Sharon November 17th, 2009
So here are the numbers. One in nine (and probably soon one in eight) families need food stamps to keep food on the table. And despite the fact that we are subsidizing food at a vast rate – seriously, think about the enormous impact of subsidizing food for 37 million Americans – they are still hungry. The USDA report that was just released apparently shocked the President, who equally apparently, hasn’t been paying attention.
In a year, despite food stamps and other resources, the USDA reports that 17 million Americans went hungry. One out of every *FIVE* children went hungry last year – a jump from one in six last year. Child hunger is increasing dramatically, much faster than adult hunger. In some states in the midwest, including Ohio and Illinois, the numbers were one out of three. Think about that – about the fact that in the middle of the densest stands of calories in the world, one out of every three kids in a classroom goes hungry. Half a million children are frequently hungry.
For those who think that the food crisis is over, or somehow conveniently far away, this should be a reminder that it is present, and it is now. The hunger numbers have been going up steadily since 2007 – and we mostly pay attention at the holidays. But annual attention isn’t enough anymore – we have to pay attention all the time.

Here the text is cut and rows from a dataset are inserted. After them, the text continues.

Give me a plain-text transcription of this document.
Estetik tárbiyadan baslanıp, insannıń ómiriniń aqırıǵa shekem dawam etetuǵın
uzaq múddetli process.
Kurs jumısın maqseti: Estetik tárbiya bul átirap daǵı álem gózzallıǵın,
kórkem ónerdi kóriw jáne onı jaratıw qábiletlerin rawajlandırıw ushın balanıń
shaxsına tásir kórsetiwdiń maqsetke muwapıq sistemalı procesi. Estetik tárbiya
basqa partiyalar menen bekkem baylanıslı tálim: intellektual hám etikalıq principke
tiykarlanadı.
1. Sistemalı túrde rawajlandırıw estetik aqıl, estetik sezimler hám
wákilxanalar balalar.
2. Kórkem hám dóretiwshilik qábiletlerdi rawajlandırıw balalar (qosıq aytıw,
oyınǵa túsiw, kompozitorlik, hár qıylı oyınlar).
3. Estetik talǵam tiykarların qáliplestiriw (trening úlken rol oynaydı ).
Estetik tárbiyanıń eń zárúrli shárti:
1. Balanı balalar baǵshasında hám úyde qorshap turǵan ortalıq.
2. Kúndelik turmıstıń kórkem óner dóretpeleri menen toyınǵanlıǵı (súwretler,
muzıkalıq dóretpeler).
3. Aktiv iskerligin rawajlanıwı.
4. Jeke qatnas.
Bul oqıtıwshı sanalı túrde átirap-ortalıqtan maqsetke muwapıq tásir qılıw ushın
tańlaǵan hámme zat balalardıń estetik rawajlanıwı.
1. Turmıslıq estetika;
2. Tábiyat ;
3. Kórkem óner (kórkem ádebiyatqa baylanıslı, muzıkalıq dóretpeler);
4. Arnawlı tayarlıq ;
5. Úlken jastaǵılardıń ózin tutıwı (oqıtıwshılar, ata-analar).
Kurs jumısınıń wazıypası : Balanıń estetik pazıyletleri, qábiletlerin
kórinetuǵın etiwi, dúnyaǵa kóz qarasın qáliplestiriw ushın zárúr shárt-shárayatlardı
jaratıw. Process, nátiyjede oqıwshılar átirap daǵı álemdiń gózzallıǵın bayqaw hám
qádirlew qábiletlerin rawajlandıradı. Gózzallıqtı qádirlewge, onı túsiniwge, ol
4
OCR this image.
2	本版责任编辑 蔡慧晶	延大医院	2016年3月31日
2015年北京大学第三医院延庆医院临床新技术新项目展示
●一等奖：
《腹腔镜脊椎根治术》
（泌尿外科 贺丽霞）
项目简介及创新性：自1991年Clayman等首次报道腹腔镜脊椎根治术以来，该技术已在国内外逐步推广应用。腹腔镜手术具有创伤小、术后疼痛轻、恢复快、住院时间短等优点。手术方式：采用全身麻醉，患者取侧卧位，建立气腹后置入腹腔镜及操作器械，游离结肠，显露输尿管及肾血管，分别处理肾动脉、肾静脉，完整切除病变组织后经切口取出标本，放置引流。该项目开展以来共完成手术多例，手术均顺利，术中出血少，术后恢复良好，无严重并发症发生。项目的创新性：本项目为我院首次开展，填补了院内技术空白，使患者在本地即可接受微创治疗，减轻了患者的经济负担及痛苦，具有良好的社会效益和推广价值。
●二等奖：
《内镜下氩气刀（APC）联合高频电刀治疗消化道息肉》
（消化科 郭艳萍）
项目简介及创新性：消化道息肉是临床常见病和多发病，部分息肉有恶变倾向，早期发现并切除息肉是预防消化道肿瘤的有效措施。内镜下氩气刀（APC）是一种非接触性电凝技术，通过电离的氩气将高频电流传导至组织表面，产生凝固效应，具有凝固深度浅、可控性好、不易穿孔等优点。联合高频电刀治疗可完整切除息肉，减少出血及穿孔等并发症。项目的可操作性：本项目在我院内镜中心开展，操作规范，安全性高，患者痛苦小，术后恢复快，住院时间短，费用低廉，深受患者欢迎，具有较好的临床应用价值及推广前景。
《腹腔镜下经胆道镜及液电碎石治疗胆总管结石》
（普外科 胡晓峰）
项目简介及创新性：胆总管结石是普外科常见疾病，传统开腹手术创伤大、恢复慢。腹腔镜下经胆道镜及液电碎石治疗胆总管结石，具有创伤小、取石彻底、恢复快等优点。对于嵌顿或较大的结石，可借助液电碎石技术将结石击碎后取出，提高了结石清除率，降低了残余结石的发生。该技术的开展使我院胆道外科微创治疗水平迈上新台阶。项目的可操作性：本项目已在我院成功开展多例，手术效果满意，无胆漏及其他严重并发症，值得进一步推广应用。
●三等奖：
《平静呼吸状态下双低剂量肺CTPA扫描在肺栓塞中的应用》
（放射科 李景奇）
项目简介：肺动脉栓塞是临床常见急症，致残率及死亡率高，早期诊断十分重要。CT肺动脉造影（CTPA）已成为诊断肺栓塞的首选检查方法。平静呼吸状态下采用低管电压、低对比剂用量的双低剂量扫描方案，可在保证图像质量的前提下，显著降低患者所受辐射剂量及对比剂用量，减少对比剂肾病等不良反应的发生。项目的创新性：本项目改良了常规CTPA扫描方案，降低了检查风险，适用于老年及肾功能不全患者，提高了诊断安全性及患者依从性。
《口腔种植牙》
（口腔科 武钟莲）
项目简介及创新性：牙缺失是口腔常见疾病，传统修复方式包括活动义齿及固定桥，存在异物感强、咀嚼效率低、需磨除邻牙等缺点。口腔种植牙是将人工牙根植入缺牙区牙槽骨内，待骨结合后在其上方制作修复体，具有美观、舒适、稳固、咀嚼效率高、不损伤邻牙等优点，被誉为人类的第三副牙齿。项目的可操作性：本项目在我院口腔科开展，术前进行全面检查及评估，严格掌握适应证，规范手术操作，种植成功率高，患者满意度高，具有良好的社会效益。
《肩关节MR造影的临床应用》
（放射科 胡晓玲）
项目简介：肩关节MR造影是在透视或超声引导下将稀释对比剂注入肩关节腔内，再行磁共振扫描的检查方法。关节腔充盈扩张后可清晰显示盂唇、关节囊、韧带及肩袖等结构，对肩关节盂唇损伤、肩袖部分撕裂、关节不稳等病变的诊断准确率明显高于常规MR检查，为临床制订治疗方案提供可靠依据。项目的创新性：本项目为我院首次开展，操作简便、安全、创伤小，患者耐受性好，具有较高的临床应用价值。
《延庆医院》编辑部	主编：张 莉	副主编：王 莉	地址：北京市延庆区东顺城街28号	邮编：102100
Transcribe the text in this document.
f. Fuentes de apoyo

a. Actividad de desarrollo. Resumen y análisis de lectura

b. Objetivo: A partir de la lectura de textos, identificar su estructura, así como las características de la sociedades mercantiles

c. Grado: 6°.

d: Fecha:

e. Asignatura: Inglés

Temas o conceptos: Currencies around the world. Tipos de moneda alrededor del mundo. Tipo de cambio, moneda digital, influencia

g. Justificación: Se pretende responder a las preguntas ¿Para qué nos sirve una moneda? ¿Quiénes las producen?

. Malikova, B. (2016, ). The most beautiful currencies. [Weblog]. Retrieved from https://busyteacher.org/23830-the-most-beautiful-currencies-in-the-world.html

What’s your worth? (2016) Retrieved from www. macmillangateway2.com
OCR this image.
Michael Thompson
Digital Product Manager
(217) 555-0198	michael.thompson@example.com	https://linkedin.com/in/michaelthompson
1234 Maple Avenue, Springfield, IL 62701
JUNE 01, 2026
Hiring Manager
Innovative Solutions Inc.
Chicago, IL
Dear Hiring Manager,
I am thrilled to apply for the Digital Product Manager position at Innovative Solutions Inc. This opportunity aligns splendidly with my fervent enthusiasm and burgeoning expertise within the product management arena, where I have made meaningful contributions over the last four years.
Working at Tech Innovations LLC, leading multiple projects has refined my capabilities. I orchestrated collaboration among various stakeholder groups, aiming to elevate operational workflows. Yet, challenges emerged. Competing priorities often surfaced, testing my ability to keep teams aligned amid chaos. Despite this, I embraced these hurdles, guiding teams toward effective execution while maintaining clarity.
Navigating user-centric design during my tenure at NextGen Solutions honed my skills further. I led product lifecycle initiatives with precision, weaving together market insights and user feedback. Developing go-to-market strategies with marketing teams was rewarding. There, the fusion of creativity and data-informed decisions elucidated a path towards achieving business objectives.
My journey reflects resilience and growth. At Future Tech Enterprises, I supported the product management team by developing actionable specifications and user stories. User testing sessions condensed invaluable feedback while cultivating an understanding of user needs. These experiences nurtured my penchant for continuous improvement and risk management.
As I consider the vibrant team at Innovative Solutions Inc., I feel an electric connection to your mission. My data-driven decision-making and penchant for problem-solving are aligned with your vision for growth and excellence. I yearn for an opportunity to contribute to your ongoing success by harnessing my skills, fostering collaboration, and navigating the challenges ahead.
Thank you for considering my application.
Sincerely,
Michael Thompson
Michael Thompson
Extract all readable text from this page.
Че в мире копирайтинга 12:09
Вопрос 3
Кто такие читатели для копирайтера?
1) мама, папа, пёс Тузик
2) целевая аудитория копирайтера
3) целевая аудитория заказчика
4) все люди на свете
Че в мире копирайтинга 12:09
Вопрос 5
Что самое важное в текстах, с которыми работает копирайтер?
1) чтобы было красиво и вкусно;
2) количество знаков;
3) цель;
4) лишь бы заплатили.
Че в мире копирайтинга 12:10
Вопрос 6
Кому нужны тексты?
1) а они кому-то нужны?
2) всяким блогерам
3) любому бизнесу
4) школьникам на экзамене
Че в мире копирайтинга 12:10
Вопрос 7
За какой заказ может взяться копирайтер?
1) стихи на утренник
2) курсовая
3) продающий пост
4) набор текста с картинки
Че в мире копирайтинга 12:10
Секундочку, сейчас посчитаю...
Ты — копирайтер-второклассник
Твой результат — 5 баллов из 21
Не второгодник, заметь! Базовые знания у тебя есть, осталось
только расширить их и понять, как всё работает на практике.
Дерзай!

We have spent trillions bailing out the banks, and stimulating the stock market – while we have failed miserably to provide for the most basic needs of our citizenry – food, shelter, health care, protection of the elderly and disabled, a defensive military. This is what government is for – not to micromanage the banks, not to remove risk from those best able to bear it. But we’ve abdicated our real responsibilities.
I’m fortunate in that I write to people who, if they can’t make their government act, know how to act themselves. We’re going to need more gardens, more cooking teachers, more food preservers, more neighbors looking in on one another, more friends lending a helping hand – because someone has to pick up the slack when the government falls down.